Frontier Science Center for Synthetic Biology, Key Laboratory of Systems Bioengineering (MOE), School of Chemical Engineering and Technology, Tianjin University, Tianjin, 300350, P. R. China.
ACS Synth Biol. 2020 Apr 17;9(4):856-863. doi: 10.1021/acssynbio.9b00508. Epub 2020 Apr 3.
Cell-free protein synthesis (CFPS) is a promising platform for protein engineering and synthetic biology. The storage of a CFPS system usually involves lyophilization, during which preventing the conformational damage of involved enzymes is critical to the activity. Herein, we report the protection role of magnesium ions on coupled transcription and translation in a lyophilized cell-free system. Mg prevents the inactivation of the CFPS system from direct colyophilization of enzymes and substrates (nucleotides, and amino acids), and furthermore activates the CFPS system. We propose two-metal-ion regulation of Mg: Mg (I) acts as an allosteric role for enzymes to prevent the conformational damage of enzymes from direct binding with substrates during lyophilization which locks up inactive enzyme-substrate complex; Mg (II) consequently binds to enzymes to activate the CFPS system. Our work provides important implications for maximizing protein yields by using a cell-free system in protein engineering and understanding the functions of Mg in biological systems.

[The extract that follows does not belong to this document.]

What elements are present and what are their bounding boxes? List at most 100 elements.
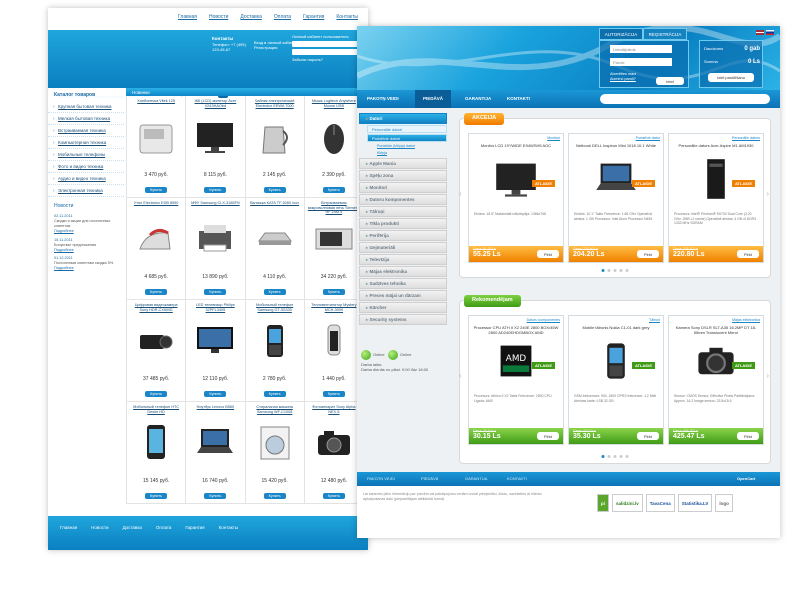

无细胞蛋白质合成 (CFPS) 是蛋白质工程和合成生物学的一个很有前途的平台。CFPS 系统的储存通常涉及冻干,在此过程中,防止涉及的酶的构象损伤对活性至关重要。本文中,我们报道了镁离子在冻干无细胞系统中对转录和翻译偶联的保护作用。Mg 可防止 CFPS 系统因酶和底物(核苷酸和氨基酸)的直接共冻干而失活,并且还可激活 CFPS 系统。我们提出了 Mg 的双金属离子调控:Mg (I) 作为酶的别构作用,可防止酶在冻干过程中直接与底物结合时的构象损伤,从而锁定无活性的酶-底物复合物;Mg (II) 随后与酶结合以激活 CFPS 系统。我们的工作对于通过在蛋白质工程中使用无细胞系统来最大化蛋白质产量以及理解 Mg 在生物系统中的功能具有重要意义。